Each time he repeated the chant the sky grew a little darker around him, as though a bubble of evening had begun to grow atop the mesa, enveloping chanter and motor home, boulders and brush. Seen through the dry fog of that unnatural darkness, the sky shone dull purple. Nor were these the only visible changes in his immediate environment.

As he chanted, a few of the migrating sparks and points of light within the zenat began to dilate—twisting and flaring. They began to move not in the lazy, meandering fashion of the rainbow threads but with direction and purpose, breaking free of the fractal patterns in which they had heretofore been embedded. They expanded steadily, tumescent with energy, until they filled the screen from edge to edge.

Then they emerged, drifting out of the zenat into the soft false night which had engulfed the mesa top, hovering above the dry red soil and wild grasses.
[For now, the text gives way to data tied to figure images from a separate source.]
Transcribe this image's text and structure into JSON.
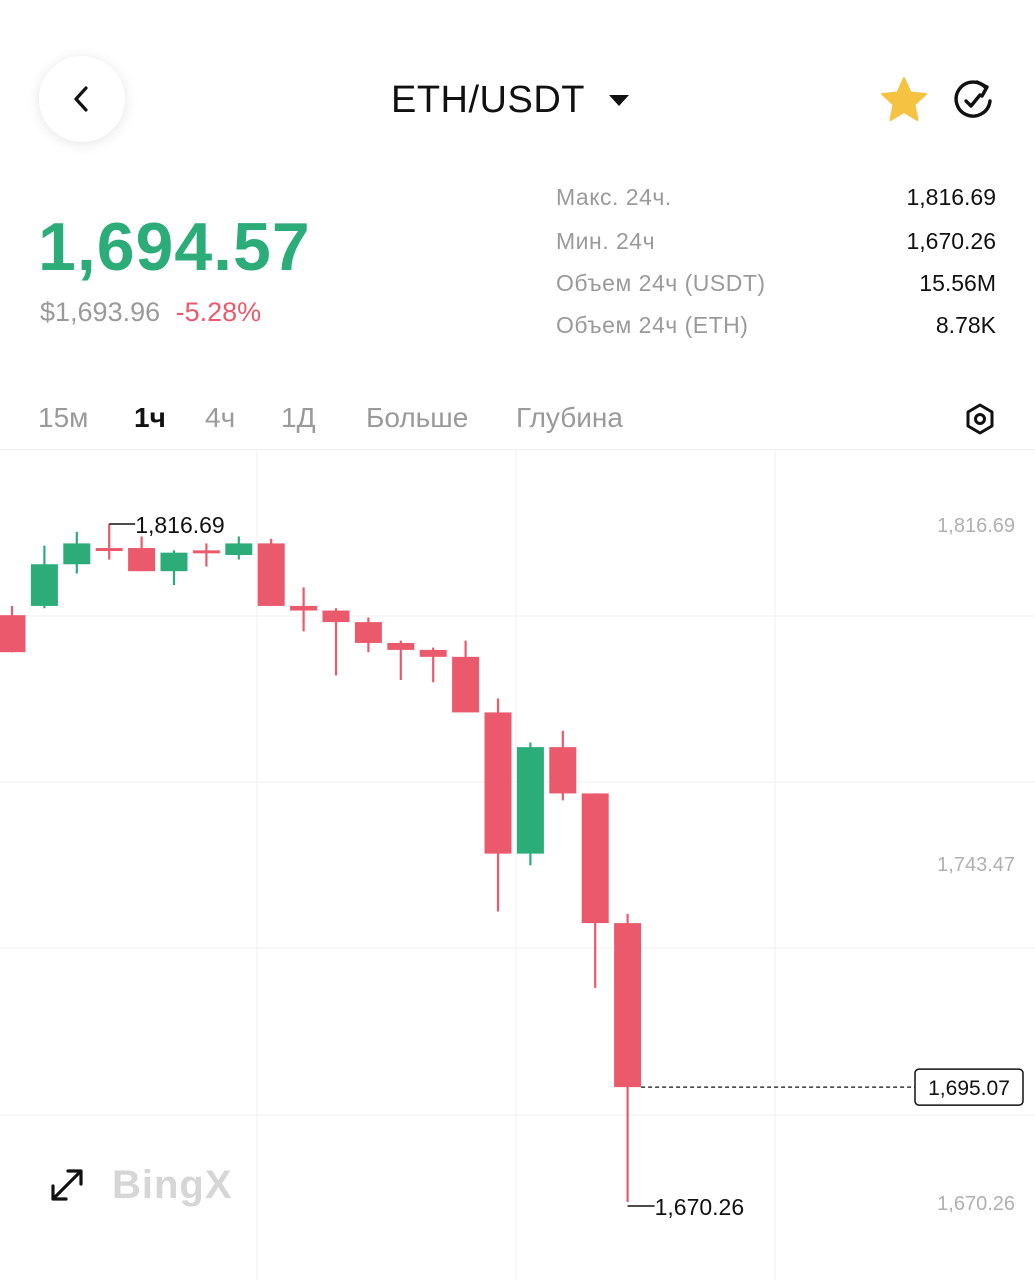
{
  "header": {
    "pair": "ETH/USDT",
    "back_icon": "chevron-left-icon",
    "favorite_icon": "star-icon",
    "favorite_color": "#f5c242",
    "refresh_icon": "refresh-icon"
  },
  "ticker": {
    "last_price": "1,694.57",
    "usd_price": "$1,693.96",
    "change_percent": "-5.28%",
    "up_color": "#2bac78",
    "down_color": "#ea5a6c"
  },
  "stats": [
    {
      "label": "Макс. 24ч.",
      "value": "1,816.69"
    },
    {
      "label": "Мин. 24ч",
      "value": "1,670.26"
    },
    {
      "label": "Объем 24ч (USDT)",
      "value": "15.56M"
    },
    {
      "label": "Объем 24ч (ETH)",
      "value": "8.78K"
    }
  ],
  "tabs": [
    {
      "label": "15м",
      "active": false
    },
    {
      "label": "1ч",
      "active": true
    },
    {
      "label": "4ч",
      "active": false
    },
    {
      "label": "1Д",
      "active": false
    },
    {
      "label": "Больше",
      "active": false
    },
    {
      "label": "Глубина",
      "active": false
    }
  ],
  "settings_icon": "hexagon-settings-icon",
  "chart_controls": {
    "expand_icon": "expand-arrows-icon",
    "watermark": "BingX"
  },
  "chart_data": {
    "type": "candlestick",
    "timeframe": "1ч",
    "y_axis_labels": [
      "1,816.69",
      "1,743.47",
      "1,670.26"
    ],
    "high_marker": "1,816.69",
    "low_marker": "1,670.26",
    "current_price_label": "1,695.07",
    "current_price": 1695.07,
    "grid": true,
    "candles": [
      {
        "o": 1797.0,
        "h": 1799.0,
        "l": 1789.0,
        "c": 1789.0
      },
      {
        "o": 1799.0,
        "h": 1812.0,
        "l": 1798.5,
        "c": 1808.0
      },
      {
        "o": 1808.0,
        "h": 1815.0,
        "l": 1806.0,
        "c": 1812.5
      },
      {
        "o": 1811.5,
        "h": 1816.69,
        "l": 1809.0,
        "c": 1811.0
      },
      {
        "o": 1811.5,
        "h": 1814.0,
        "l": 1806.5,
        "c": 1806.5
      },
      {
        "o": 1806.5,
        "h": 1811.0,
        "l": 1803.5,
        "c": 1810.5
      },
      {
        "o": 1811.0,
        "h": 1812.5,
        "l": 1807.5,
        "c": 1810.5
      },
      {
        "o": 1810.0,
        "h": 1814.0,
        "l": 1809.0,
        "c": 1812.5
      },
      {
        "o": 1812.5,
        "h": 1813.5,
        "l": 1799.0,
        "c": 1799.0
      },
      {
        "o": 1799.0,
        "h": 1803.0,
        "l": 1793.5,
        "c": 1798.0
      },
      {
        "o": 1798.0,
        "h": 1798.5,
        "l": 1784.0,
        "c": 1795.5
      },
      {
        "o": 1795.5,
        "h": 1796.5,
        "l": 1789.0,
        "c": 1791.0
      },
      {
        "o": 1791.0,
        "h": 1791.5,
        "l": 1783.0,
        "c": 1789.5
      },
      {
        "o": 1789.5,
        "h": 1790.0,
        "l": 1782.5,
        "c": 1788.0
      },
      {
        "o": 1788.0,
        "h": 1791.5,
        "l": 1776.0,
        "c": 1776.0
      },
      {
        "o": 1776.0,
        "h": 1779.0,
        "l": 1733.0,
        "c": 1745.5
      },
      {
        "o": 1745.5,
        "h": 1769.5,
        "l": 1743.0,
        "c": 1768.5
      },
      {
        "o": 1768.5,
        "h": 1772.0,
        "l": 1757.0,
        "c": 1758.5
      },
      {
        "o": 1758.5,
        "h": 1758.5,
        "l": 1716.5,
        "c": 1730.5
      },
      {
        "o": 1730.5,
        "h": 1732.5,
        "l": 1670.26,
        "c": 1695.07
      }
    ]
  }
}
Gaggii kept chanting until he was surrounded by a half circle of bobbing, corposant shapes, each yellow or red-orange, each an individually expressive nimbus. Despite the fact that it was chilly, even cold atop the mesa, he was sweating profusely. When he felt the time was just right he shifted from the Creation Chant to the web shutdown sequence. Instantly the zenat became again only a blank sheet of photoluminescent composite hanging on the wall of the motor home.
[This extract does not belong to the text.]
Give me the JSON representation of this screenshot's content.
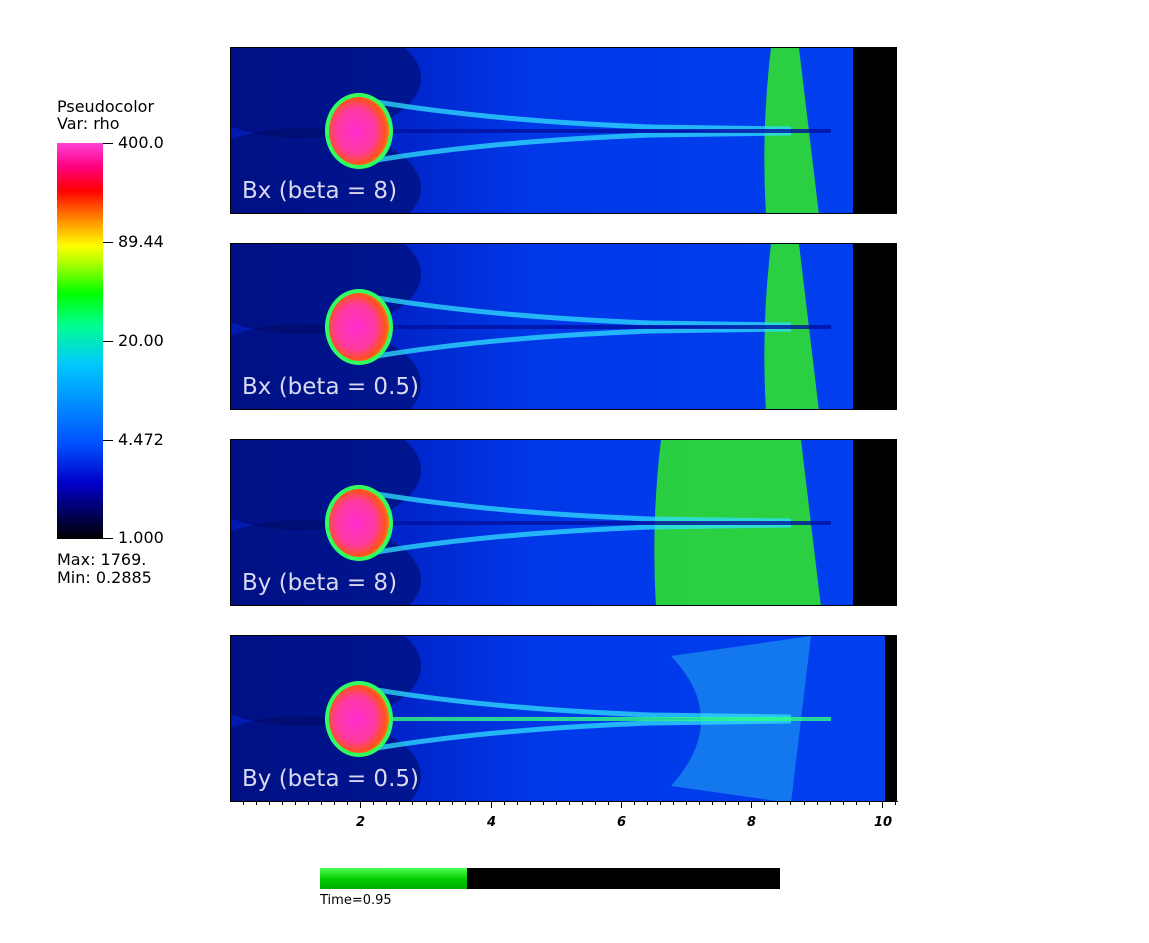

Immediately, several of the cold, refulgent orbs darted toward it. They bumped up against the monitor, curled around its edges, tested it like moths tempting a lamp. They gave off no heat.

Finally they retreated and resumed their places in the semicircle surrounding Gaggii. He picked up the chant again, singing slower and softer now, soothing them to Earth.

The dancing spheres began to extrude projections, expanding riotously as they searched for definition. Heads emerged, followed by legs and tails, smiling jaws, and fine sharp teeth. When the last of the emancipated energy had become mah-ih, one of them sat back on its newly acquired haunches and cocked its head quizzically to one side as it studied the chanter.

“You Who Reach: why do you strand us?”

“I have need of you.” Knowing what he was dealing with, Gaggii tried to watch all of them at once. His fingers did not stray from the controls of his spinner. If they tried to sneak around behind him, he might yet be able to do something. For now, their curiosity outweighed their discontent. But that could change.

Another stopped licking itself long enough to speak. “This is not our place. Let us go back. Though familiar to us from memory, these shapes are uncomfortable. Reopen for us what you have closed.”